The when is exhaustive over the sealed hierarchy, so the compiler will tell you exactly which case you forgot.

3. Map it on iOS

iOS permissions are not uniform, each family has its own request API:

  • CLLocationManager.requestWhenInUseAuthorization() for location.
  • AVCaptureDevice.requestAccess(for: .video) for camera.
  • AVAudioSession.requestRecordPermission for microphone.
  • UNUserNotificationCenter.requestAuthorization for notifications.
  • PHPhotoLibrary.requestAuthorization for photos.

IosPermissionController therefore needs a when over the family to dispatch to the right system API:

data/src/iosMain/.../IosPermissionController.kt
override suspend fun requestPermission(permission: AppPermission): PermissionResult {
    return when (permission) {
        is AppPermission.Location -> requestLocation(permission)
        is AppPermission.Camera -> requestCamera()
        // etc.
    }
}

Each branch has its own delegate / completion handler bridge. Keep them as separate files (IosLocationFlow.kt, IosCameraFlow.kt, ...) to keep the controller readable.

4. Add tests

Cover at least:

  • Stable key values.
  • The Android mapping (assert the manifest strings).
  • The iOS dispatch path (assert the right system call is invoked given a stub).

5. Document

Add the new family to:

  • docs/concepts/permission-model.md (mention it under the sealed hierarchy).
  • A new recipe under docs/recipes/ showing the simplest integration.
  • The README's "Roadmap" section (move from "planned" to "supported").

6. Bump the version

A new family is a MINOR bump (0.1.0 becomes 0.2.0 during 0.x, 1.0.0 becomes 1.1.0 post-1.0). Tag the release, write the CHANGELOG entry, publish.

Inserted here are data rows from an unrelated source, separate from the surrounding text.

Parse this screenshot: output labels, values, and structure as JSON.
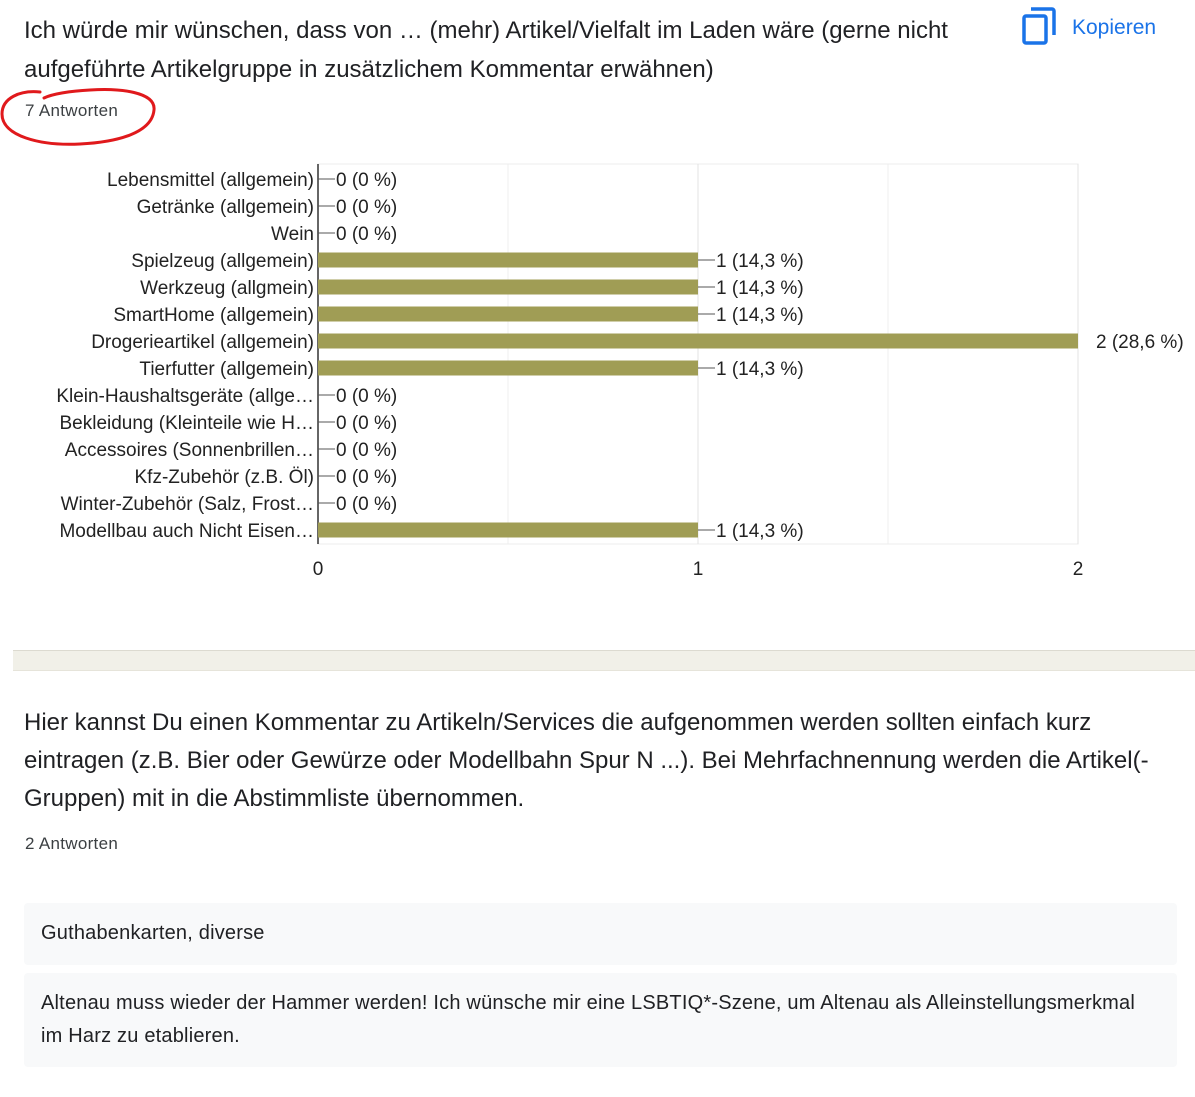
{
  "question1": {
    "title": "Ich würde mir wünschen, dass von … (mehr) Artikel/Vielfalt im Laden wäre (gerne nicht aufgeführte Artikelgruppe in zusätzlichem Kommentar erwähnen)",
    "response_count": "7 Antworten",
    "copy_label": "Kopieren",
    "copy_icon": "copy-icon",
    "annotation": "red-hand-drawn-circle"
  },
  "chart_data": {
    "type": "bar",
    "orientation": "horizontal",
    "categories": [
      "Lebensmittel (allgemein)",
      "Getränke (allgemein)",
      "Wein",
      "Spielzeug (allgemein)",
      "Werkzeug (allgmein)",
      "SmartHome (allgemein)",
      "Drogerieartikel (allgemein)",
      "Tierfutter (allgemein)",
      "Klein-Haushaltsgeräte (allge…",
      "Bekleidung (Kleinteile wie H…",
      "Accessoires (Sonnenbrillen…",
      "Kfz-Zubehör (z.B. Öl)",
      "Winter-Zubehör (Salz, Frost…",
      "Modellbau auch Nicht Eisen…"
    ],
    "values": [
      0,
      0,
      0,
      1,
      1,
      1,
      2,
      1,
      0,
      0,
      0,
      0,
      0,
      1
    ],
    "value_labels": [
      "0 (0 %)",
      "0 (0 %)",
      "0 (0 %)",
      "1 (14,3 %)",
      "1 (14,3 %)",
      "1 (14,3 %)",
      "2 (28,6 %)",
      "1 (14,3 %)",
      "0 (0 %)",
      "0 (0 %)",
      "0 (0 %)",
      "0 (0 %)",
      "0 (0 %)",
      "1 (14,3 %)"
    ],
    "xlim": [
      0,
      2
    ],
    "xticks": [
      "0",
      "1",
      "2"
    ],
    "grid": true,
    "bar_color": "#a09d55",
    "title": "",
    "xlabel": "",
    "ylabel": ""
  },
  "question2": {
    "title": "Hier kannst Du einen Kommentar zu Artikeln/Services die aufgenommen werden sollten einfach kurz eintragen (z.B. Bier oder Gewürze oder Modellbahn Spur N ...). Bei Mehrfachnennung werden die Artikel(-Gruppen) mit in die Abstimmliste übernommen.",
    "response_count": "2 Antworten",
    "answers": [
      "Guthabenkarten, diverse",
      "Altenau muss wieder der Hammer werden! Ich wünsche mir eine LSBTIQ*-Szene, um Altenau als Alleinstellungsmerkmal im Harz zu etablieren."
    ]
  },
  "colors": {
    "accent": "#1a73e8",
    "bar": "#a09d55",
    "annotation": "#e0191c"
  }
}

What counts as "non-breaking"?

  • Adding a new family or a new variant within a family.
  • Adding new fields to PermissionResult.Denied with default values.

What counts as breaking:

  • Changing an existing key string.
  • Removing a family or variant.
  • Changing the order of declared types in the sealed hierarchy (in theory; in practice Kotlin handles this fine).

Tag breaking changes for the next major bump.